Pada masa penjajahan Jepang dan berakhirnya penjajahan Belanda, maka bendera Jepang dikibarkan di Pelalawan pada tanggal 17 April 1942 dan Pelalawan dimasukkan dalam wilayah Selat Panjang Gun. Namun atas desakan Tengku Said Harun maka Pelalawan diresmikan menjadi Pelalawan Gun dan Tengku Said Harun ditunjuk sebagai GUNCHO. Ketika masa penjajahan Jepang rakyat merasa semakin menderita, makanan kurang, busung lapar, terkena penyakit kulit, galat-gatal dan pemuda dikecamatan di wajibkan untuk menjadi romusha membuat rel kereta api dari Pekanbaru sampai ke Logas, menjadi tukang kayu untuk membuat kapal di tampan dan juga mengambil hasil padi 50% untuk jatah pegawai dan kaum pekerja.[2]

Waktu masa penjajahan Jepang memang sangat sulit dan hal inilah menjadi pendorong Tengku Said Noerdin menjadi seorang agen garam, serta menjadi agen sako, dan juga pernah menjadi agen namura untuk membeli hasil hutan seperti minyak sebaraw, minyak koing, damar, lilin serta jenis barang makanan lainnya dari Selat Panjang ke Pelalawan kemudian ke Pekanbaru. Setelah 2 tahun menjadi agen, Tengku Said Noerdin diangkat menjadi Shomu Haikyu Suisangka-koin yang bertugas sebagai pegawai perdagangan dan persediaan barang makanan. Setelah 2 bulan bertugas Tengku Said Noerdin ditunjuk untuk mengikuti latihan pegawai negeri sipil.

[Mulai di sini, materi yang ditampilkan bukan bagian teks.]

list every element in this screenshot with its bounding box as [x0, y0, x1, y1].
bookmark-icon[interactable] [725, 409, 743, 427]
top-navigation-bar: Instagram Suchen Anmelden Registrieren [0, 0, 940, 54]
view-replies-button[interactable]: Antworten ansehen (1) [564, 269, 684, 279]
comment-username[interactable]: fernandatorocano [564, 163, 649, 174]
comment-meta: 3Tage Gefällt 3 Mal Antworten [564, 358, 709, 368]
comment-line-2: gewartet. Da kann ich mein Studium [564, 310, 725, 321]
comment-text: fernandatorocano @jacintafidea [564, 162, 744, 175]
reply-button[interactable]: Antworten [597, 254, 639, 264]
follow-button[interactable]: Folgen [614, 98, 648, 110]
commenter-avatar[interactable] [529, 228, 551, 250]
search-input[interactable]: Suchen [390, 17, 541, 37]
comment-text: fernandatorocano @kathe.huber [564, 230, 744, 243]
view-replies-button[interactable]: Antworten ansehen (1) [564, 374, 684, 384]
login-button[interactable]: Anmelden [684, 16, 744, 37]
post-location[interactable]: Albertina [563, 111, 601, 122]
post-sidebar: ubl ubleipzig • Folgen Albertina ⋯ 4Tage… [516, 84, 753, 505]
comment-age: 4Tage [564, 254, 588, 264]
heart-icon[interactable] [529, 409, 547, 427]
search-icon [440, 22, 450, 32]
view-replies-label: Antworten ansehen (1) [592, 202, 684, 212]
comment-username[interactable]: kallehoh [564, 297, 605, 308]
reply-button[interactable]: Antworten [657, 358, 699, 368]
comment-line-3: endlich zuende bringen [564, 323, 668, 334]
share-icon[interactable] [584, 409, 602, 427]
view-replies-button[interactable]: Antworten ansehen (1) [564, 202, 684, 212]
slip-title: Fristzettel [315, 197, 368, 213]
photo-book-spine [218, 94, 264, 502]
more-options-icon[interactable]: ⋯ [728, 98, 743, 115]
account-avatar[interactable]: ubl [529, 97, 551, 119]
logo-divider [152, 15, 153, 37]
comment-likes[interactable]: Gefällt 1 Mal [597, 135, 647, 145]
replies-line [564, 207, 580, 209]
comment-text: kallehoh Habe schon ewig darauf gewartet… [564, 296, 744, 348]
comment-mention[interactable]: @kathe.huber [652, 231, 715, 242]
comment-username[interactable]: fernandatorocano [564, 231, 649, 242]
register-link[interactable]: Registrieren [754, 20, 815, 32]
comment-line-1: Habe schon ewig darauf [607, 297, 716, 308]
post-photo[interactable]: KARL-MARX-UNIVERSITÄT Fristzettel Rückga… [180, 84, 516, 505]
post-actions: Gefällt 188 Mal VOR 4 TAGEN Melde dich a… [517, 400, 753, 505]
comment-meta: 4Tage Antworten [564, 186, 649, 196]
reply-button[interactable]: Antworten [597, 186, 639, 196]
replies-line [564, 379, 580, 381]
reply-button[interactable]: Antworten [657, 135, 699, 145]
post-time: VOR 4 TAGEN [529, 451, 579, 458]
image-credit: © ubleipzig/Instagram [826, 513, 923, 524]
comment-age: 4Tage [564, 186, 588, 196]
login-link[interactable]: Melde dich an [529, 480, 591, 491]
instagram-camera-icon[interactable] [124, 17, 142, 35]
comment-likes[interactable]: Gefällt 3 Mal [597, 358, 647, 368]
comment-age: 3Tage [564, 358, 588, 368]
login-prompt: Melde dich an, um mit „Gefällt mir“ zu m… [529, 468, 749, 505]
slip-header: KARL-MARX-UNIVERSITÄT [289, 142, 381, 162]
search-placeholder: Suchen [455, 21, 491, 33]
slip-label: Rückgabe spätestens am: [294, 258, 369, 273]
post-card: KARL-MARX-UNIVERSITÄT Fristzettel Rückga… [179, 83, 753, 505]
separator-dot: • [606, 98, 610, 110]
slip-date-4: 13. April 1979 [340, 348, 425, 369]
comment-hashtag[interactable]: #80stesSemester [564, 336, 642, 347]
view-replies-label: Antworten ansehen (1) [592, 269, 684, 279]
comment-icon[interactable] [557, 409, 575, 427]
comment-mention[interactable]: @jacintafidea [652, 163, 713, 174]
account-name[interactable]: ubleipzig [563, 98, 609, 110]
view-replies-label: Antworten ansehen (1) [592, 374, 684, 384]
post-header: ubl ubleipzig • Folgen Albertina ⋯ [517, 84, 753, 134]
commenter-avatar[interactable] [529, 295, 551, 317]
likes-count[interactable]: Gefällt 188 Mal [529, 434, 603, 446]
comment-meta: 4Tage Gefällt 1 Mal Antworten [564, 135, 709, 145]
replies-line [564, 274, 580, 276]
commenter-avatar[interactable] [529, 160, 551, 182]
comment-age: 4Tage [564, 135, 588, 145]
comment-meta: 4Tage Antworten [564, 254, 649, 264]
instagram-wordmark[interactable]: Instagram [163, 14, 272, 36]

Sewaktu Tengku Said Noerdin bertugas di Pekanbaru bersama A. Rani Pos Loper mereka melihat perubahan keadaan disana dan besoknya mereka kembali ke Pelalawan melaporkan keadaan kepada Guncho, kira-kira tanggal 22 agustus 1945 Tengku Said Sagaf, pegawai keuangan kantor Guncho bersama Mhd. Tol Pos Loper Pelalawan menunggu sepekan. Setelah itu yang tepatnya tanggal 29 agustus 1945 menerima surat resmi dari Agus Ramadhan yang ditujukan kepada Guncho Pelalawan yang mana memberitahukan bahwa Indonesia telah merdeka dan telah di proklamirkan oleh Soekarno-Hatta pada tanggal 17 Agustus dan meminta agar bendera Jepang diturunkan dan menaikkan bendera merah putih.

Setelah menerima berita tersebut, Guncho Pelalawan mengadakan rapat kilat dengan pemuka masyarakat dan akhirnya memutuskan untuk menyambut baik kemerdekaan Rebublik Indonesia yang telah diproklamirkan pada tangal 17 agustus 1945 oleh Soekarno-Hatta  dan mengatakan sehidup semati dengan negara Repubik Indonesia serta ikut berjuang mempertahankanya. Dan besoknya diadakan upacara penaikkan bendera dan sekembalinya Bahrum Ajhar dibentuklah PRI di tingkat kecamatan dan disusunlah pengurus organisasi dan mulai mengatur pos-pos penjagaan keamanan. Dikarenakan situasi saat itu semakin panas, Belanda mencoba kembali menjajah Negara Republik Indonesia yang mana pada saat itu Indonesia baru saja memperoleh kemerdekaan.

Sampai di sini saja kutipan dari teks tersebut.